Lower House Election Campaign Starts

General election of the House of Representative to fill 465 vacant seats, created by dissolution decided by Prime Minister Sanae Takaichi, was officially announced on January 27th. 1285 candidates with 11 parties or independent filed their candidacy to election office of the national government and embarked on their campaign. The election day is set on February 8th.

Takaichi, the president of Liberal Democratic Party (LDP), explained that the election would be about choosing her or someone else for the leader of Japan. Building strong and prosperous Japan is her main appeal to the voters. “Our policy has changed from the previous administration. The core policy is ‘responsible and proactive public finances,’” said Takaichi in her campaign speech.

 

The opposition parties accuse Takaichi of having a snap election to galvanize her own regime. The leader of Centrist Reform Alliance (CRA), a new party established with merge of Constitutional Democratic Party of Japan and Komeito, Yoshihiko Noda, insisted on the party’s stance of “people first,” instead of “government first.” “We are going to introduce consumption tax elimination for food by this fall, proposing financial resource for the tax cut,” said Noda.

 

The leader of Democratic Party for the People, Yuichiro Tamaki, criticized Takaichi of her decision of dissolving the Lower House before FY2026 budget bill passes the Diet.
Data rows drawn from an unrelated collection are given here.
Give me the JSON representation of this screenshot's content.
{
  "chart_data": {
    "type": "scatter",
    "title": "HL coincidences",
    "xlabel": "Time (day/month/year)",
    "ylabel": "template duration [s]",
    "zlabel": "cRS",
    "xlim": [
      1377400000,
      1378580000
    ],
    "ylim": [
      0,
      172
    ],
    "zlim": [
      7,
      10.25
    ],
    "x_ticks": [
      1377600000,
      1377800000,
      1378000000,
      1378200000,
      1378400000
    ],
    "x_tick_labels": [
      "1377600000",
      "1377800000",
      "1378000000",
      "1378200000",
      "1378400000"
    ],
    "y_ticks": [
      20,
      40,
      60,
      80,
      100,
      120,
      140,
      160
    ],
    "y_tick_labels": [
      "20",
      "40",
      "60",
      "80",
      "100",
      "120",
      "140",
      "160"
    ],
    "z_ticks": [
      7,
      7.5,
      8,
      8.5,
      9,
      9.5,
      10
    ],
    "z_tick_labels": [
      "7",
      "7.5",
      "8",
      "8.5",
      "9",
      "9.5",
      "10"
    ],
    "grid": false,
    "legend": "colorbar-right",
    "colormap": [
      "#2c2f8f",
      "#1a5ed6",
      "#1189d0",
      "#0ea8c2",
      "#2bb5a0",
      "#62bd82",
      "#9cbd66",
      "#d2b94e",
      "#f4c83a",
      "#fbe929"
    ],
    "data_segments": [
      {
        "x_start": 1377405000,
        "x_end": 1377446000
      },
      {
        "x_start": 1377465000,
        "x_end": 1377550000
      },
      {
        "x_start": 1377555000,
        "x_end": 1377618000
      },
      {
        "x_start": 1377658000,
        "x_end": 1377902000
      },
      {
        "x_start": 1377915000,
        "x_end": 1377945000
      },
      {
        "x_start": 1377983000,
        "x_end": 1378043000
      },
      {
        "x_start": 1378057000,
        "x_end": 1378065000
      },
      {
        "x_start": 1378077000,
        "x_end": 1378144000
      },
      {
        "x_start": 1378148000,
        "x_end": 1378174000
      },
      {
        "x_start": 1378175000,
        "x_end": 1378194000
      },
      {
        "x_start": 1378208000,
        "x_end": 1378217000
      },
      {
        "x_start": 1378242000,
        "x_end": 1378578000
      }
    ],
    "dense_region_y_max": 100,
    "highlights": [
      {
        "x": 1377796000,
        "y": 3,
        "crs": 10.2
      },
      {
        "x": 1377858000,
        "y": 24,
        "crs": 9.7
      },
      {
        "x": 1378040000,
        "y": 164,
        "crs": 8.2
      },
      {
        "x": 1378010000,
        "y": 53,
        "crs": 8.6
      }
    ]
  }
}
The chairwoman of Japan Communist Party, Tomoko Tamura, labeled Takaichi’s economic policy as “irresponsible and loose public finances.” Sanseito and Reiwa Shinsengumi empathized necessity of abolishing consumption tax.

 

The LDP, Japan Innovation Party (JIP) and Sanseito uphold conservative agenda including further building-up of Japan’s defense capability or stricter regulation on foreigners in Japan. The CRA rather promotes inclusiveness and co-existence with foreigners. Although the opposition parties demand limitation or abolition of political donation from business sectors, the LDP and JIP is reluctant to tackle this issue that caused significant setback of the LDP in recent elections.

 

The LDP and JIP does not cooperate in single seat districts in this election. Their candidates contend each other in 86 districts. Although JIP argues that this is a new shape of a leading coalition, it is possible for those candidates to lose their seats, if opposition candidates advances while LDP and JIP divide their voters.

 

The CRA separated the role in the election between former CDPJ and Komeito. Former Komeito members occupied high positions in the slate for proportional district, while it did not field any candidate in 289 single-seat districts. The CRA is too young as a party to field candidates for all single-seat districts in this election. Takaichi’s abrupt decision of a snap election did not allow the opposition parties to build a sufficient campaign strategy.